Softbank invested $375 million in the company in 2018, and Zume ultimately raised $445 million. Softbank’s investment valued it at approx. 2.3 million US dollars. There’s a tale that Zygna man drove a van to the house of Softbank CEO Masayoshi Son, who was so impressed with the idea that he invested right away.

This guy must be the dumbest motherfucker on this planet. That pizza was worth nearly 400 million dollars? Is this guy as thick as pig shit? You serve these assholes pizza from a van made by a robot and use some fancy buzzwords and you’re worth almost half a billion dollars? What insanity is this? Does this man just invest in anything that rolls up to his front door? Absolute shit for brains. CEOs really are so out of touch that they would just buy anything that looks shiny. Some people have actual shit rolling around in their skulls and should have their bank accounts locked away and their human rights derogated entirely.

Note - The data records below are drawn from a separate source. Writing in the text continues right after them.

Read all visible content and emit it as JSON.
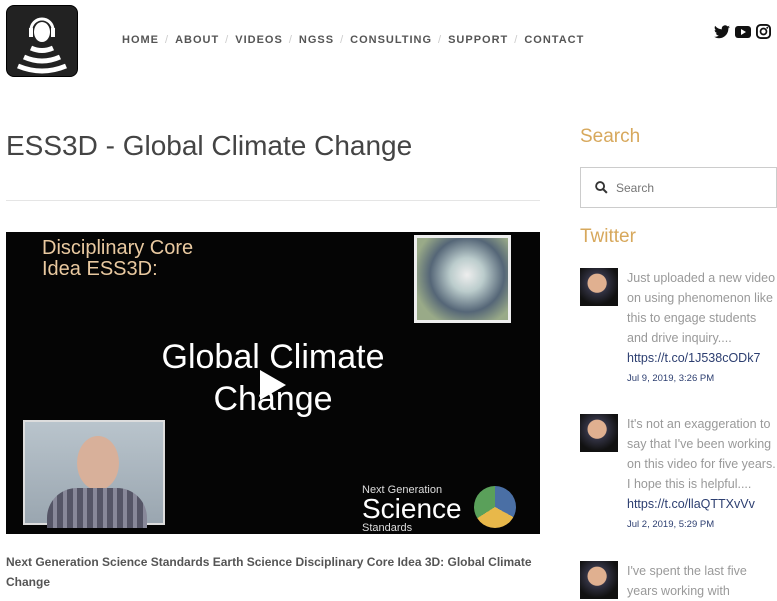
{
  "nav": [
    "HOME",
    "ABOUT",
    "VIDEOS",
    "NGSS",
    "CONSULTING",
    "SUPPORT",
    "CONTACT"
  ],
  "page_title": "ESS3D - Global Climate Change",
  "video": {
    "line1": "Disciplinary Core",
    "line2": "Idea ESS3D:",
    "title1": "Global Climate",
    "title2": "Change",
    "brand_top": "Next Generation",
    "brand_mid": "Science",
    "brand_bot": "Standards"
  },
  "caption": "Next Generation Science Standards Earth Science Disciplinary Core Idea 3D:  Global Climate Change",
  "sidebar": {
    "search_heading": "Search",
    "search_placeholder": "Search",
    "twitter_heading": "Twitter"
  },
  "tweets": [
    {
      "text": "Just uploaded a new video on using phenomenon like this to engage students and drive inquiry....",
      "link": "https://t.co/1J538cODk7",
      "date": "Jul 9, 2019, 3:26 PM"
    },
    {
      "text": "It's not an exaggeration to say that I've been working on this video for five years. I hope this is helpful....",
      "link": "https://t.co/llaQTTXvVv",
      "date": "Jul 2, 2019, 5:29 PM"
    },
    {
      "text": "I've spent the last five years working with",
      "link": null,
      "date": null
    }
  ]
}
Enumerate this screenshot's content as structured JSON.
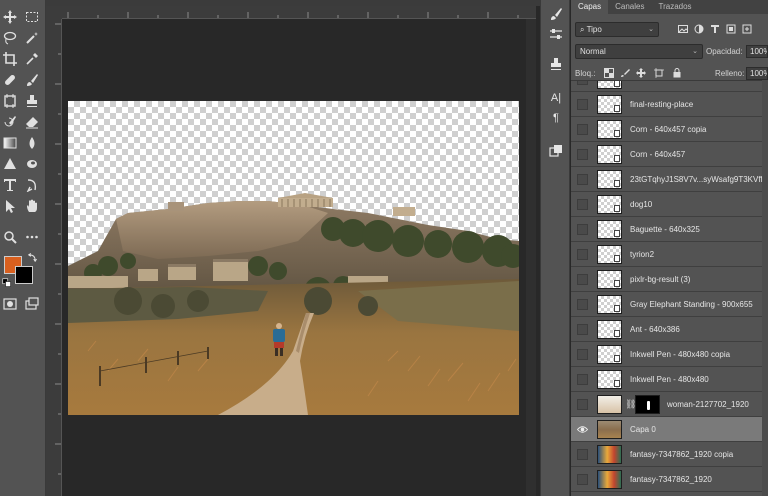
{
  "tools_panel": {
    "foreground_color": "#d9601f",
    "background_color": "#000000",
    "icons": [
      "move-icon",
      "marquee-icon",
      "lasso-icon",
      "magic-wand-icon",
      "crop-icon",
      "eyedropper-icon",
      "healing-brush-icon",
      "brush-icon",
      "frame-icon",
      "clone-stamp-icon",
      "history-brush-icon",
      "eraser-icon",
      "gradient-icon",
      "blur-icon",
      "dodge-icon",
      "pen-icon",
      "type-icon",
      "path-select-icon",
      "shape-icon",
      "hand-icon",
      "zoom-icon",
      "more-tools-icon"
    ]
  },
  "layers_panel": {
    "tabs": [
      "Capas",
      "Canales",
      "Trazados"
    ],
    "active_tab": "Capas",
    "filter_kind": "Tipo",
    "blend_mode": "Normal",
    "opacity_label": "Opacidad:",
    "opacity_value": "100%",
    "lock_label": "Bloq.:",
    "fill_label": "Relleno:",
    "fill_value": "100%",
    "layers": [
      {
        "name": "",
        "thumb": "checker",
        "visible": false
      },
      {
        "name": "final-resting-place",
        "thumb": "checker",
        "visible": false
      },
      {
        "name": "Corn - 640x457 copia",
        "thumb": "checker",
        "visible": false
      },
      {
        "name": "Corn - 640x457",
        "thumb": "checker",
        "visible": false
      },
      {
        "name": "23tGTqhyJ1S8V7v...syWsafg9T3KVff",
        "thumb": "checker",
        "visible": false
      },
      {
        "name": "dog10",
        "thumb": "checker",
        "visible": false
      },
      {
        "name": "Baguette - 640x325",
        "thumb": "checker",
        "visible": false
      },
      {
        "name": "tyrion2",
        "thumb": "checker",
        "visible": false
      },
      {
        "name": "pixlr-bg-result (3)",
        "thumb": "checker",
        "visible": false
      },
      {
        "name": "Gray Elephant Standing - 900x655",
        "thumb": "checker",
        "visible": false
      },
      {
        "name": "Ant - 640x386",
        "thumb": "checker",
        "visible": false
      },
      {
        "name": "Inkwell Pen - 480x480 copia",
        "thumb": "checker",
        "visible": false
      },
      {
        "name": "Inkwell Pen - 480x480",
        "thumb": "checker",
        "visible": false
      },
      {
        "name": "woman-2127702_1920",
        "thumb": "woman",
        "visible": false,
        "mask": true
      },
      {
        "name": "Capa 0",
        "thumb": "photo",
        "visible": true,
        "selected": true
      },
      {
        "name": "fantasy-7347862_1920 copia",
        "thumb": "fantasy",
        "visible": false
      },
      {
        "name": "fantasy-7347862_1920",
        "thumb": "fantasy",
        "visible": false
      }
    ]
  },
  "panel_icons": [
    "brush-settings-icon",
    "adjust-icon",
    "clone-source-icon",
    "character-icon",
    "paragraph-icon",
    "layer-comps-icon"
  ],
  "character_glyph": "A|",
  "paragraph_glyph": "¶"
}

Fast forward to January 2020 (this will be important to note…) and it turns out that Zume couldn’t sustain their pisspoor pizza-on-wheels business model. The company was reportedly burning through $10 million a day in summer 2019. They shuttered their entire pizza business and culled half of their employees.

Well, they did the pizza thing for five years. But maybe they could move to something else. After all, Instagram was originally a location-sharing app. Well, they moved into becoming a packaging company, and even patented an idea that stopped steam from getting trapped. That failed because their packaging contained carcinogens and legally couldn't be sold in California.

Okay. Not to worry. Well, they got in on the face mask craze, just like everyone else! It is 2020!

They failed because they were just expensive dust masks and actual full-face industrial-grade respirators could be had at a very similar price point.

In the end, investors stopped putting their money in, and the company limited on for a few more years, before shutting down on 2 June 2023. Good riddance.

At least the pizza was good: Their location in San Francisco had a 4-star rating on Yelp, in comparison to the 2-stars for the Dominos nearby.